Tang Nian-Sheng, Yu Bin, Tang Man-Lai
Department of Statistics, Yunnan University, No,2 Cuihu North Road, 650091 Kunming, China.
BMC Med Res Methodol. 2014 Dec 18;14:134. doi: 10.1186/1471-2288-14-134.
A two-arm non-inferiority trial without a placebo is usually adopted to demonstrate that an experimental treatment is not worse than a reference treatment by a small pre-specified non-inferiority margin due to ethical concerns. Selection of the non-inferiority margin and establishment of assay sensitivity are two major issues in the design, analysis and interpretation for two-arm non-inferiority trials. Alternatively, a three-arm non-inferiority clinical trial including a placebo is usually conducted to assess the assay sensitivity and internal validity of a trial. Recently, some large-sample approaches have been developed to assess the non-inferiority of a new treatment based on the three-arm trial design.
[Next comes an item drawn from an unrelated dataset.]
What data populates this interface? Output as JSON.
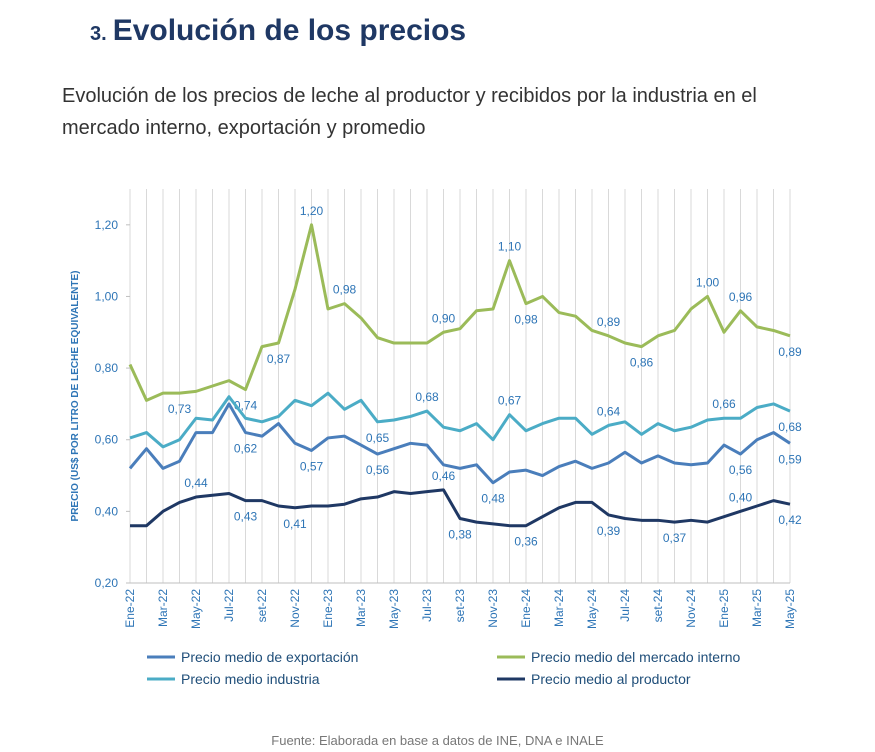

However, these methods behave badly with small sample sizes in the three arms. This manuscript aims to develop some reliable small-sample methods to test three-arm non-inferiority.
Saddlepoint approximation, exact and approximate unconditional, and bootstrap-resampling methods are developed to calculate p-values of the Wald-type, score and likelihood ratio tests. Simulation studies are conducted to evaluate their performance in terms of type I error rate and power.
Our empirical results show that the saddlepoint approximation method generally behaves better than the asymptotic method based on the Wald-type test statistic. For small sample sizes, approximate unconditional and bootstrap-resampling methods based on the score test statistic perform better in the sense that their corresponding type I error rates are generally closer to the prespecified nominal level than those of other test procedures.
Both approximate unconditional and bootstrap-resampling test procedures based on the score test statistic are generally recommended for three-arm non-inferiority trials with binary outcomes.
由于伦理问题,通常采用双臂非劣效性试验(无安慰剂组)来证明一种实验性治疗不比对照治疗差,且两者差异不超过预先设定的一个小的非劣效性界值。非劣效性界值的选择和检测灵敏度的确定是双臂非劣效性试验设计、分析和解释中的两个主要问题。另外,通常会进行包含安慰剂组的三臂非劣效性临床试验,以评估试验的检测灵敏度和内部效度。最近,已经开发出一些大样本方法来基于三臂试验设计评估新治疗的非劣效性。然而,这些方法在三臂样本量较小时表现不佳。本论文旨在开发一些可靠的小样本方法来检验三臂非劣效性。
开发了鞍点近似法、精确和近似无条件法以及自助重采样法来计算Wald型检验、计分检验和似然比检验的p值。进行模拟研究以评估它们在I型错误率和检验效能方面的表现。
我们的实证结果表明,鞍点近似法通常比基于Wald型检验统计量的渐近方法表现更好。对于小样本量,基于计分检验统计量的近似无条件法和自助重采样法表现更好,因为它们相应的I型错误率通常比其他检验程序更接近预先设定的名义水平。
对于具有二元结局的三臂非劣效性试验,通常推荐基于计分检验统计量的近似无条件法和自助重采样检验程序。